A diferencia de São Paulo, cuyos suburbios
eran interminables, no tardaron demasiado en salir de Río. Los verdaderos
suburbios, llamados favelas, eran barrios abrumadores encaramados en todo los
“morros” que alcanzaba a ver, los impresionantes montes que decoran la Bahía de
Guanabara. A pie de carretera nada era tan precario y pobre como en las
favelas. Abundaban los merenderos de madera, en cuyos porches aparecían tasajos
de carnes colgados a secar, las pomposas gasolineras y vistosos tenderetes de
fruta.
-Llevas poco tiempo en
Brasil, ¿verdad?
-¿Tan mal hablo el
portugués?
-No. Lo hablas
aceptablemente. Pero lo miras todo como un turista.
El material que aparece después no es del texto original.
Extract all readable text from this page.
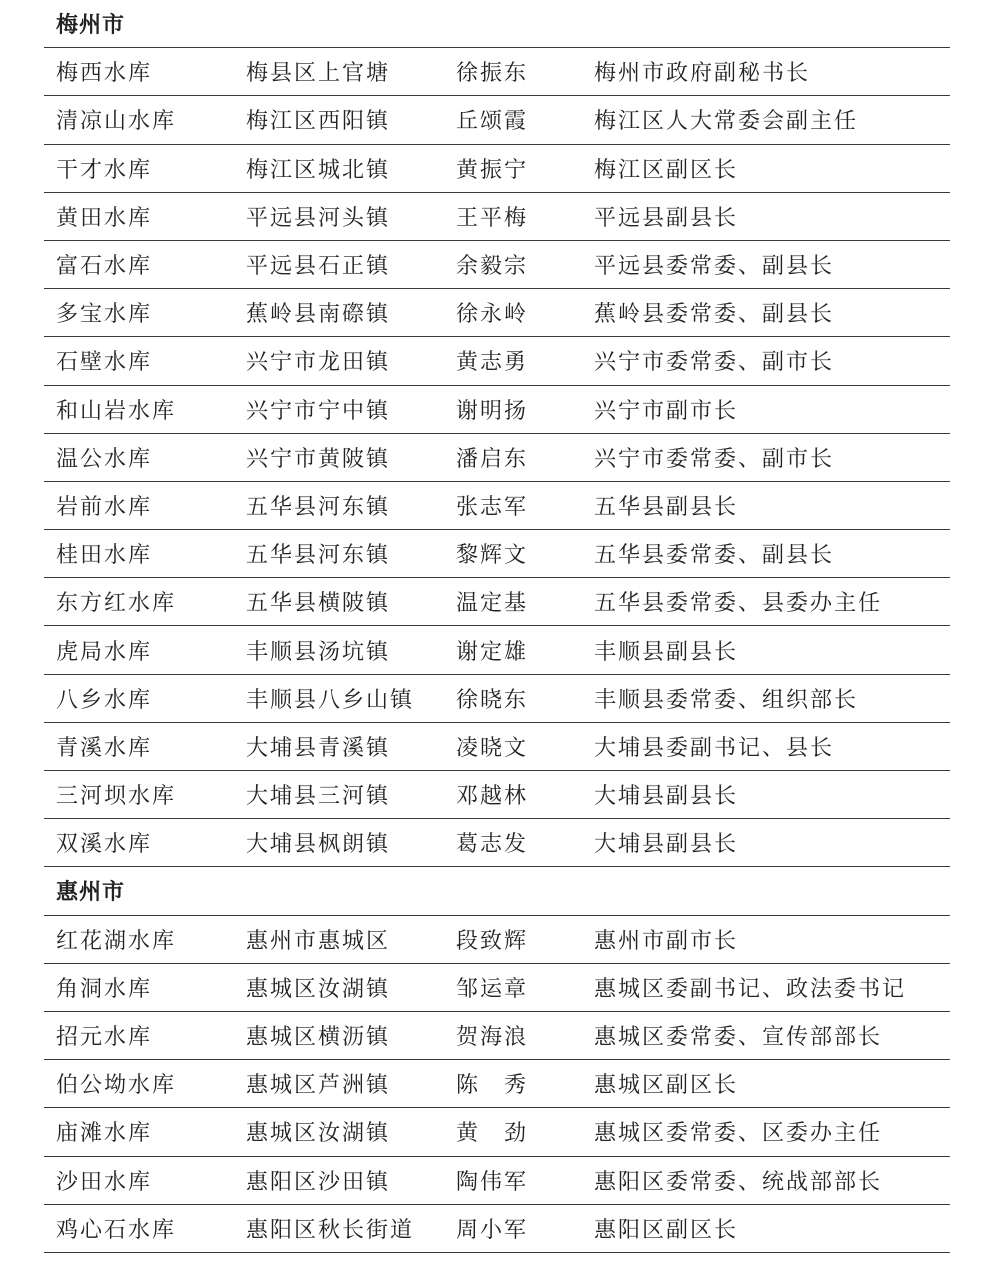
梅州市
梅西水库	梅县区上官塘	徐振东	梅州市政府副秘书长
清凉山水库	梅江区西阳镇	丘颂霞	梅江区人大常委会副主任
干才水库	梅江区城北镇	黄振宁	梅江区副区长
黄田水库	平远县河头镇	王平梅	平远县副县长
富石水库	平远县石正镇	余毅宗	平远县委常委、副县长
多宝水库	蕉岭县南磜镇	徐永岭	蕉岭县委常委、副县长
石壁水库	兴宁市龙田镇	黄志勇	兴宁市委常委、副市长
和山岩水库	兴宁市宁中镇	谢明扬	兴宁市副市长
温公水库	兴宁市黄陂镇	潘启东	兴宁市委常委、副市长
岩前水库	五华县河东镇	张志军	五华县副县长
桂田水库	五华县河东镇	黎辉文	五华县委常委、副县长
东方红水库	五华县横陂镇	温定基	五华县委常委、县委办主任
虎局水库	丰顺县汤坑镇	谢定雄	丰顺县副县长
八乡水库	丰顺县八乡山镇	徐晓东	丰顺县委常委、组织部长
青溪水库	大埔县青溪镇	凌晓文	大埔县委副书记、县长
三河坝水库	大埔县三河镇	邓越林	大埔县副县长
双溪水库	大埔县枫朗镇	葛志发	大埔县副县长
惠州市
红花湖水库	惠州市惠城区	段致辉	惠州市副市长
角洞水库	惠城区汝湖镇	邹运章	惠城区委副书记、政法委书记
招元水库	惠城区横沥镇	贺海浪	惠城区委常委、宣传部部长
伯公坳水库	惠城区芦洲镇	陈　秀	惠城区副区长
庙滩水库	惠城区汝湖镇	黄　劲	惠城区委常委、区委办主任
沙田水库	惠阳区沙田镇	陶伟军	惠阳区委常委、统战部部长
鸡心石水库	惠阳区秋长街道	周小军	惠阳区副区长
-Sí, me siento turista. Además,
mi pretensión es escribir; tengo que mirar las cosas muy a fondo, porque pienso
describirlas algún día.
-¡Qué interesante! ¿Y de
qué escribes?
-Escribo muy poco,
apenas voy tomando nota de las soluciones de las dudas gramaticales que tengo.
Consulto muchas enciclopedias y diccionarios gramaticales, de manera que cuando
decida abordar la redacción de un relato, tenga las herramientas bien afiladas.
Xico sonrió sin dejar de
mirar al frente. Luis notó que se estaba sobando la bragueta de manera
insistente, lo que le puso en guardia. Agradeció mentalmente que no pudiera apartar
las manos del volante.
-¿Conoces Umbanda?
Luis demoró unos
instantes en contestar. Sí había escuchado hablar de Umbanda pero no sabía
mucho al respecto. La pregunta de Xico contradecía su temor de que estuviese a
punto de iniciar un ataque sexual. Pero sintió un leve escalofrío que no supo
explicarse.
-Sé muy poco de Umbanda,
Xico. ¿Por qué lo preguntas?
-Mi madre es “mãe de
santo”, y yo participo siempre de los ritos.
-Pero llevas a cuello
una medalla de la Virgen Milagrosa.
-No es la Virgen
Milagrosa, sino Imanjá. Son imágenes intercambiables, porque son idénticas.
-¿Quién es Imanjá?
Es nuestra diosa del
mar. ¿Has oído hablar de la noche de fin de año en Copacabana?
-He visto algún
reportaje.
-Pues esa ceremonia
consiste en rogativas y homenajes a Imanjá.